Après avoir parcouru 23 kilomètres, la Solre se jette dans la Sambre à Rousies. Avant cela elle traverse ou longe les communes suivantes : Solre-le-Château, Lez-Fontaine, Dimechaux, Solrinnes, Choisies, Obrechies, Damousies, Ferrière-la-Petite, Ferrière-la-Grande et Rousies.
La Solre prend sa source au lieu dit « l’Épine », sur le territoire de la petite ville de Solre-le -Château qu’elle traverse en adoptant une direction nord-ouest.
Elle est rejointe très vite par le Riamé, petit ruisseau prenant naissance à Clairfayts. Elle faisait alors tourner le moulin de la Foulerie appartenant à la famille De Croy dont Emmanuel-Marie-Maximilien De Croy (1768 Paris 1842 Roeulx Belgique). De Croy émigra à la Révolution. Le moulin qui n’était plus en 1796 à usage de foulerie fut vendu le 5 juin de la même année à Antoine Joseph Eugène George, propriétaire à Solre-le –Château. Celui-ci le loua en janvier 1797 à Alexandre Fontenelle puis en juin 1829 à Jean Baptiste Herbecq époux d’Eugénie Bocquet. Les héritiers George le possédèrent jusqu’à sa disparition vers 1901 où il fut remplacé par une nouvelle habitation. Entre temps en 1854 ce moulin à trois tournants avait reçu une machine à vapeur et en 1873 avait changé de destination puisqu’il servait « à la mouture des écorces pour la tannerie exploitée par M Plaisant ».

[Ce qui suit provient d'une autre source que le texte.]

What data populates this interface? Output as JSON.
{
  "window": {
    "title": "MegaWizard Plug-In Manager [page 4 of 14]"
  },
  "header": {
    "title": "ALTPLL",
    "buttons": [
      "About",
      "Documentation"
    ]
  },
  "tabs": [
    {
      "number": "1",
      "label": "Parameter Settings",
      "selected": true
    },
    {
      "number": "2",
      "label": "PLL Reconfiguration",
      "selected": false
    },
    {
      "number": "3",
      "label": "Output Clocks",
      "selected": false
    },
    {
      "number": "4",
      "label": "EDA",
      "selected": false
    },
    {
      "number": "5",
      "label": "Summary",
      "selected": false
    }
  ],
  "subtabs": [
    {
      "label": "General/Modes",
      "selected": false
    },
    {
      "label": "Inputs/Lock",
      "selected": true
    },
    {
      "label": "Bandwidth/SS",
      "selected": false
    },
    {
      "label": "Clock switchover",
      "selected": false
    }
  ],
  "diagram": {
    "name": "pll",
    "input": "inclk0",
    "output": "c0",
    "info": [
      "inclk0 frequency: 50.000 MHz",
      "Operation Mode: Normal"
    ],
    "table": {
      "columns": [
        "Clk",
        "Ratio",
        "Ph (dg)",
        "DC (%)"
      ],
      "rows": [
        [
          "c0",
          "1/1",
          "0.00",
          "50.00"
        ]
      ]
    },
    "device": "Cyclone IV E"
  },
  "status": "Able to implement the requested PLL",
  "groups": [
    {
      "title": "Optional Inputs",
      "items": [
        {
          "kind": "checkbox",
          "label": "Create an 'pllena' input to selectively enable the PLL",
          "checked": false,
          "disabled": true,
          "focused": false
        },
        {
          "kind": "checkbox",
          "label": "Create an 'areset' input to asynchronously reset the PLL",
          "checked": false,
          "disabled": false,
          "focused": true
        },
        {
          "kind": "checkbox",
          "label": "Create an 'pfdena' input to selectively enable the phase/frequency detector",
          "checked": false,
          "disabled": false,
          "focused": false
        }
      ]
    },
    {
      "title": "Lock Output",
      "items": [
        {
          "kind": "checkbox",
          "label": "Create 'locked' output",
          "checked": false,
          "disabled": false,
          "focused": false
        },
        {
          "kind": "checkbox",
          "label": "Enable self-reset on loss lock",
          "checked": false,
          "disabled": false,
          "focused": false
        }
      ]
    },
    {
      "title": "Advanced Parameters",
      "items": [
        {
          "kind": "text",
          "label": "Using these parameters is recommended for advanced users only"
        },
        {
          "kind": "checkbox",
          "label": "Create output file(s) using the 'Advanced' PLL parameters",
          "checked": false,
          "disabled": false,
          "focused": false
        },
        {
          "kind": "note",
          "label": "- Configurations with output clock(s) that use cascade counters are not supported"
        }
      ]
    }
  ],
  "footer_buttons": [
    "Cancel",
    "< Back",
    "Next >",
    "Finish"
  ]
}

Au nord du territoire de Solre-le-Château, le ruisseau de l’Ecrevisse délimite la frontière avec Eccles. Il prend naissance à Beaurieux où il actionnait au lieu-dit « la Ferme du Moulin » le moulin du seigneur de cette commune, moulin à deux tournants détenu par la famille De Robaulx. Celle-ci le loua successivement à Théophile Blondeau, puis en 1829 à Antoine Serlin et Joseph Garand, en 1840 à Soumillon et en 1843 à Pecquart. En 1879 les De Robaulx laissèrent la place à une autre famille les Declemy notaires à Solre-le-Château. Le moulin a probablement fonctionné jusqu’en 1940.
Sur le ruisseau de l’Ecrevisse, cette fois à l’extrême limite de Solre-le-Château, deux moulins dits de Borzie et de Groez ou Groswez y étaient installés bien avant la Révolution. Ils étaient détenus également par le Prince De Croy. Ils furent vendus à Antoine George mais contrairement à celui de la Foulerie Antoine George les revendit en 1816 au prince De Croy. Ce dernier les accorda en location à Maximilien Massot en 1823 puis à Eugène Mairesse en 1827. En 1842 Anne Louise Constance De Croy, fille du Prince Emmanuel Marie Maximilien De Croy hérita des deux moulins et de celui de Clairfayts. Ils restèrent en possession des De Croy jusqu’à leur conversion en 1879 en bâtiments ruraux. Le moulin de Groez fut dans ses derniers temps et notamment en 1869 un moulin à écorces.
Le charmant petit village de Lez-Fontaine accueille ensuite la Solre mais aucun moulin n’y a jamais été recensé. La Solre longe alors l’extrémité sud est de Dimechaux sur environ 300 mètres puis rentre à Solrinnes où elle reçoit immédiatement le ruisseau de l’Ecrevisse.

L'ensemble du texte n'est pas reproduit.